Enfatizando o valor da palavra, o cineasta alemão Wim Wenders gravou um documentário chamado “Papa Francisco, Um homem de palavra”. O filme é uma obra sobre as palavras fundamentais que as ideias do Papa Francisco permitem promover: gentileza, inclusão, humorismo, solidariedade, laços familiares, paz, proteção do ambiente, sobriedade e justiça.
Segundo o filósofo francês Michel Foucault, “Na sua primeira forma, quando foi dada aos homens por Deus, a linguagem era um sinal das coisas absolutamente certo e transparente, pois que se lhes assemelhava. Os nomes eram colocados sobre o que eles designavam, assim como a força está escrita no corpo do leão, a realeza no olhar da águia, a influência dos planetas marcada na fronte dos homens: pela forma da similitude.” (Foucault, As palavras e as coisas, 2002, p. 90).Para melhor estudar o sentido da palavra, a ciência linguística tem divisões (semântica, sintaxe, morfologia, fonética …) visando identificar formação, origem, estrutura, signo etc. A Semântica, por exemplo, cuida do estudo do significado das palavras, enquanto a Etimologia estuda a origem delas.
Contudo, nem sempre a palavra expressa contextualmente o mesmo significado na linguagem. Seu sentido pode se perder ao longo do tempo, destoando seu uso e valor da vivência social e comportamental. Para contextualizar com o presente, trago à lembrança as palavras “Quaresma” e “Quarentena”. As duas foram desconstruídas do seu sentido semântico ao longo da história.
A Quaresma, instituída pelos primeiros cristãos, denomina o período de 40 dias entre o Carnaval (Quarta-feira de Cinzas) e a Páscoa. Nesse período, os católicos são convidados ao jejum, oração e caridade, se preparando para a ressurreição de Jesus. O número de quarenta dias tem um significado simbólico-bíblico: quarenta são os dias do dilúvio; da permanência de Moisés no Monte Sinai; das tentações de Jesus…
Quarentena, por seu turno, significava o período de quarenta dias em que todos os barcos deveriam ser isolados antes que passageiros e tripulantes pudessem desembarcar durante a epidemia da peste negra nos séculos 14 e 15.
Ainda que tenham significados históricos diferentes, as duas palavras (quaresma e quarentena) têm o mesmo radical etimológico. A primeira, vem do latim “quadragésima”, 40 dias. A segunda, do Italiano “Quarantina”, conjunto de quarenta, ou do latim “quadraginta”, quarenta.
Outra comunicação simbólico-histórica das duas palavras vem do resultado de suas práticas: tanto a Quaresma como a Quarentena foram instituídas para a purificação do corpo e a salvação do homem.

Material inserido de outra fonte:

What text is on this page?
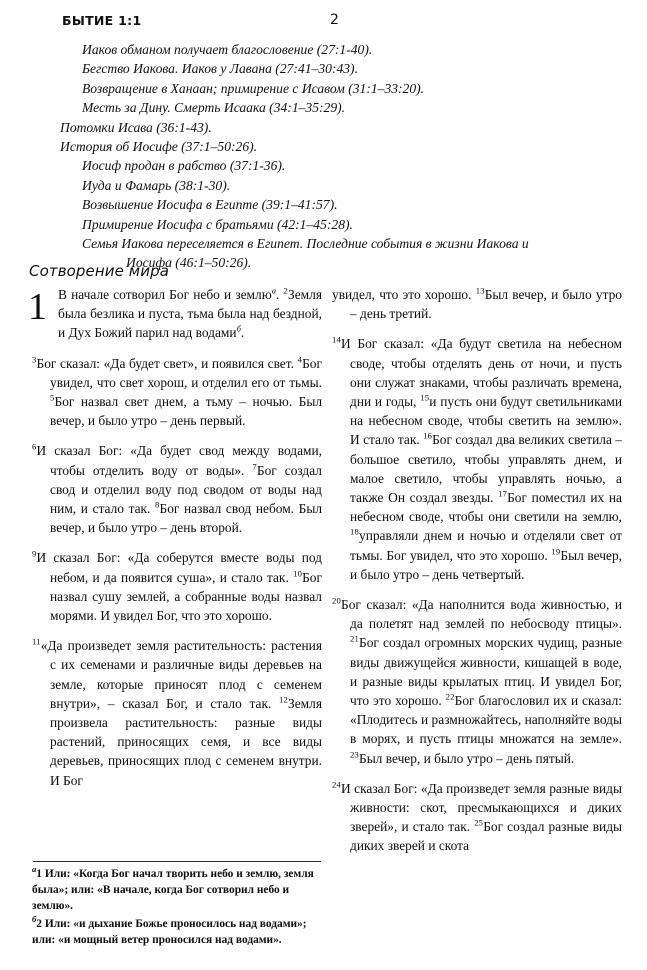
БЫТИЕ 1:1	2
Иаков обманом получает благословение (27:1-40).
Бегство Иакова. Иаков у Лавана (27:41–30:43).
Возвращение в Ханаан; примирение с Исавом (31:1–33:20).
Месть за Дину. Смерть Исаака (34:1–35:29).
Потомки Исава (36:1-43).
История об Иосифе (37:1–50:26).
Иосиф продан в рабство (37:1-36).
Иуда и Фамарь (38:1-30).
Возвышение Иосифа в Египте (39:1–41:57).
Примирение Иосифа с братьями (42:1–45:28).
Семья Иакова переселяется в Египет. Последние события в жизни Иакова и
Иосифа (46:1–50:26).
Сотворение мира
1 В начале сотворил Бог небо и землю$^а$. $^2$Земля была безлика и пуста, тьма была над бездной, и Дух Божий парил над водами$^б$.

$^3$Бог сказал: «Да будет свет», и появился свет. $^4$Бог увидел, что свет хорош, и отделил его от тьмы. $^5$Бог назвал свет днем, а тьму – ночью. Был вечер, и было утро – день первый.

$^6$И сказал Бог: «Да будет свод между водами, чтобы отделить воду от воды». $^7$Бог создал свод и отделил воду под сводом от воды над ним, и стало так. $^8$Бог назвал свод небом. Был вечер, и было утро – день второй.

$^9$И сказал Бог: «Да соберутся вместе воды под небом, и да появится суша», и стало так. $^{10}$Бог назвал сушу землей, а собранные воды назвал морями. И увидел Бог, что это хорошо.

$^{11}$«Да произведет земля растительность: растения с их семенами и различные виды деревьев на земле, которые приносят плод с семенем внутри», – сказал Бог, и стало так. $^{12}$Земля произвела растительность: разные виды растений, приносящих семя, и все виды деревьев, приносящих плод с семенем внутри. И Бог

увидел, что это хорошо. $^{13}$Был вечер, и было утро – день третий.

$^{14}$И Бог сказал: «Да будут светила на небесном своде, чтобы отделять день от ночи, и пусть они служат знаками, чтобы различать времена, дни и годы, $^{15}$и пусть они будут светильниками на небесном своде, чтобы светить на землю». И стало так. $^{16}$Бог создал два великих светила – большое светило, чтобы управлять днем, и малое светило, чтобы управлять ночью, а также Он создал звезды. $^{17}$Бог поместил их на небесном своде, чтобы они светили на землю, $^{18}$управляли днем и ночью и отделяли свет от тьмы. Бог увидел, что это хорошо. $^{19}$Был вечер, и было утро – день четвертый.

$^{20}$Бог сказал: «Да наполнится вода живностью, и да полетят над землей по небосводу птицы». $^{21}$Бог создал огромных морских чудищ, разные виды движущейся живности, кишащей в воде, и разные виды крылатых птиц. И увидел Бог, что это хорошо. $^{22}$Бог благословил их и сказал: «Плодитесь и размножайтесь, наполняйте воды в морях, и пусть птицы множатся на земле». $^{23}$Был вечер, и было утро – день пятый.

$^{24}$И сказал Бог: «Да произведет земля разные виды живности: скот, пресмыкающихся и диких зверей», и стало так. $^{25}$Бог создал разные виды диких зверей и скота

$^а$1 Или: «Когда Бог начал творить небо и землю, земля была»; или: «В начале, когда Бог сотворил небо и землю».

$^б$2 Или: «и дыхание Божье проносилось над водами»; или: «и мощный ветер проносился над водами».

A Quaresma, como prática obrigatória, vem do século IV, mas, desde sempre, os cristãos se preparavam para a Páscoa com oração intensa, jejum e penitência. Já foi um tempo profundo na Igreja católica de oração, penitência e caridade. Foi perdendo seu sentido e sua vivência com o tempo.
O jejum passou a ser de abstinências pontuais com finalidades até estéticas e de dietas (doces, álcool, refrigerantes, guloseimas etc). O momento de oração da “Semana Santa” foi adaptado, virou um grande feriadão, com público reduzidíssimo nas igrejas e superlotações em pontos turísticos e lugares da moda. A caridade, bem simbolizada pela Campanha da Fraternidade, criação da igreja brasileira pelo bispo acariense Dom Eugênio de Araújo Sales, foi sequencialmente esvaziada em sentido e práticas.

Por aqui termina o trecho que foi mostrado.